Jack looked from his father to the woman in purple. He thought he knew what was coming and he didn’t like it. “We?”

His father slid his arm through that of the woman in purple. He cleared his throat. “Jack, may I present my wife, your new—”

“Felicitations.” If his father thought he was going to call this woman mother, he had to be mad. But then, that was his father, wasn’t it? He always saw the world as he wished it to be. It was stupid, at Jack’s age, to feel disappointment. Jack nodded crisply to his new stepmother. “Congratulations, madam. Had I been informed, I would have sent a gift.”

“That didn’t sound terribly celebratory,” whispered Lady Henrietta to her husband.

“We didn’t know where to reach you,” said his father apologetically. The woman in purple—Jack’s stepmother—squeezed his father’s hand, a gesture that made Jack see red.

“You certainly seem to have found me out now.” Which raised an interesting question. How in the hell had his father found him?

A boat, Jane had said. His stepmother was her former chaperone. Jane had known he would be here. Hell, Jane had led him here.

Jack looked hard at his new stepmother. “You said something about Jane succeeding in part of her mission. What did you mean?”

“You, of course,” said his stepmother dismissively.

Before Jack could say anything, he was bowled sideways by a small female moving with great velocity.

“Jack! Jack, Jack, Jack!” His sister Lizzy flung herself at him, momentarily stunning him. Or maybe that was just the large wooden object she was holding banging into the side of his head.

Jack gave his sister a quick, reflexive squeeze before turning to glare at his father. “You brought
Lizzy
?”

“How could I miss the return of my favorite brother?” said Lizzy, smiling winningly at him, and Jack realized, dizzily, that she wasn’t the little girl he remembered. The wild red-brown curls were the same, but the missing front teeth had grown in and the rest of her had grown up.

He wasn’t prepared for this. He wasn’t prepared for any of this. In his head, Lizzy was still perpetually six years old.

She’s rejected offers from three viscounts and the heir to a marquisate.
Jane had told him, hadn’t she? But Jack hadn’t believed it. It had been a story about someone else, not his Lizzy.

“Lizzy is in training,” said his stepmother grandly.

“For what?” demanded Jack. He noticed for the first time that the object in her hand appeared to be . . . “And why is she holding a crossbow?”

“Because I’m too small for a longbow,” said Lizzy patiently. “Don’t look so alarmed. I haven’t hit anyone by accident in months.”
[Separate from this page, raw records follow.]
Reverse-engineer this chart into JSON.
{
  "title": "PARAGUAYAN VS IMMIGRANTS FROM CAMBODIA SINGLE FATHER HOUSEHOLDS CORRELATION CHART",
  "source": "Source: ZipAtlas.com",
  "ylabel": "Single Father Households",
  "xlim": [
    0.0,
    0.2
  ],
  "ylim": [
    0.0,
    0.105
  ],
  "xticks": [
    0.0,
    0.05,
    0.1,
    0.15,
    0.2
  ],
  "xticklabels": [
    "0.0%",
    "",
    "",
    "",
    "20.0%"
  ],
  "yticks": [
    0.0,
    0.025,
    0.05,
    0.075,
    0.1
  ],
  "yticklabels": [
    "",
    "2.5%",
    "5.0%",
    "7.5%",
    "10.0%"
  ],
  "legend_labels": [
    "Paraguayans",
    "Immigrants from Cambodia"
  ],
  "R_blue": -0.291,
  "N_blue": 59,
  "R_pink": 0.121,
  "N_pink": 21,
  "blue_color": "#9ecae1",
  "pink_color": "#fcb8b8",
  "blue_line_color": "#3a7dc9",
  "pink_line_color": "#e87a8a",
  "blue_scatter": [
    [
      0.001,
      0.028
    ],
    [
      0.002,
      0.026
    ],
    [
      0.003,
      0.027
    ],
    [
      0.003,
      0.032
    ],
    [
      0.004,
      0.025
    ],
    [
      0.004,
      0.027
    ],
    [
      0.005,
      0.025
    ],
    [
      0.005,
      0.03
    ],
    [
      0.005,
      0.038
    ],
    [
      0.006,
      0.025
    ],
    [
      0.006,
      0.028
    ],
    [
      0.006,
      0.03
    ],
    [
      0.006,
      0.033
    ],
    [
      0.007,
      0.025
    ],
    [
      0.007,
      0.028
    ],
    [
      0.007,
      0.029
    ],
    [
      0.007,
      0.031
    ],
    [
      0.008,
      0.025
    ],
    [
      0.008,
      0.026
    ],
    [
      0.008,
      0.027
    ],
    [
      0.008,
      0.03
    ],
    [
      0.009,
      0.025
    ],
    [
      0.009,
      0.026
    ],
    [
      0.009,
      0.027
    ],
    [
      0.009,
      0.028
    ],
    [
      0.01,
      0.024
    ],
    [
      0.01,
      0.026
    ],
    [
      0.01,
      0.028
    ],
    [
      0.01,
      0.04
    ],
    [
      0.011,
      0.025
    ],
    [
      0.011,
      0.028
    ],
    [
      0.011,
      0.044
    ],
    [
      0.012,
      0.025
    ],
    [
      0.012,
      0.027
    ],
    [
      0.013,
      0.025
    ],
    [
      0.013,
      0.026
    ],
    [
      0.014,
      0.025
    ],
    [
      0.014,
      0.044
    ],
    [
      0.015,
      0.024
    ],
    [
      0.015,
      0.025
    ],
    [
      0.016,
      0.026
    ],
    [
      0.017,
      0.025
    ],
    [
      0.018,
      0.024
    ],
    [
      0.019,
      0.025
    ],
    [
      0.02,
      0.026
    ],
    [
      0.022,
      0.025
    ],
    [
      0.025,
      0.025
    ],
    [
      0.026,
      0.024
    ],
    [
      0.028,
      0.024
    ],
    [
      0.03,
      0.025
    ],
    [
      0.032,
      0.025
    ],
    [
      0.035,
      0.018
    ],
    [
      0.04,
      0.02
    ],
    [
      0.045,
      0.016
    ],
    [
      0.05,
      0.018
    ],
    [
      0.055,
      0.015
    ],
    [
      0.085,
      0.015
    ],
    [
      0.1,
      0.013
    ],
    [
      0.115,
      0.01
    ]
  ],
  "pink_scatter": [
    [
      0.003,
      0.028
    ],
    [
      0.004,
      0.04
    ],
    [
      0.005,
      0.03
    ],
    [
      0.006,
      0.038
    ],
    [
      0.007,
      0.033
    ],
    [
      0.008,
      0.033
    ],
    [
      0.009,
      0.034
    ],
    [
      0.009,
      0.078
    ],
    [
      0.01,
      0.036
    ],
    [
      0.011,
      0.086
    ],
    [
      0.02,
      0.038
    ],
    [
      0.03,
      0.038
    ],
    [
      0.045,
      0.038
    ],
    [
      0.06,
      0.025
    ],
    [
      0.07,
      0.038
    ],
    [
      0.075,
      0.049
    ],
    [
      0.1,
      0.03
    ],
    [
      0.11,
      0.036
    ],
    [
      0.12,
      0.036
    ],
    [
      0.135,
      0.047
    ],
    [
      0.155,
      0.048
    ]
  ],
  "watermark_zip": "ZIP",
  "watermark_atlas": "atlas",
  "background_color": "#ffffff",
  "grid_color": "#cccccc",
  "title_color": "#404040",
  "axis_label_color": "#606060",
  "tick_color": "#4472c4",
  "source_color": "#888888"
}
“Hasn’t hit anyone on purpose either,” murmured Miles to Lady Henrietta.

Lizzy narrowed her eyes at him. “Is that a challenge?”

“No!” said everyone in unison.

Lizzy dismissed them all as irrelevant. Flinging her arms around Jack’s neck, she gave him another bone-shattering hug. “I have missed you. I’m so glad Jane brought you back.”

Like his father, Lizzy appeared to take his presence entirely for granted.

Brought him back. Jane had brought him back. Step by step, piece by piece, she had led him to this place, to this boat. The quest for the Queen, the clues along the way, all of it turned on its head, tilted sideways, transforming into something barely recognizable.

He had only Jane’s word that the man they had met in the camp near Santarém had been the Gardener. The Comte de Brillac might have been just that, the Comte de Brillac, no one in particular.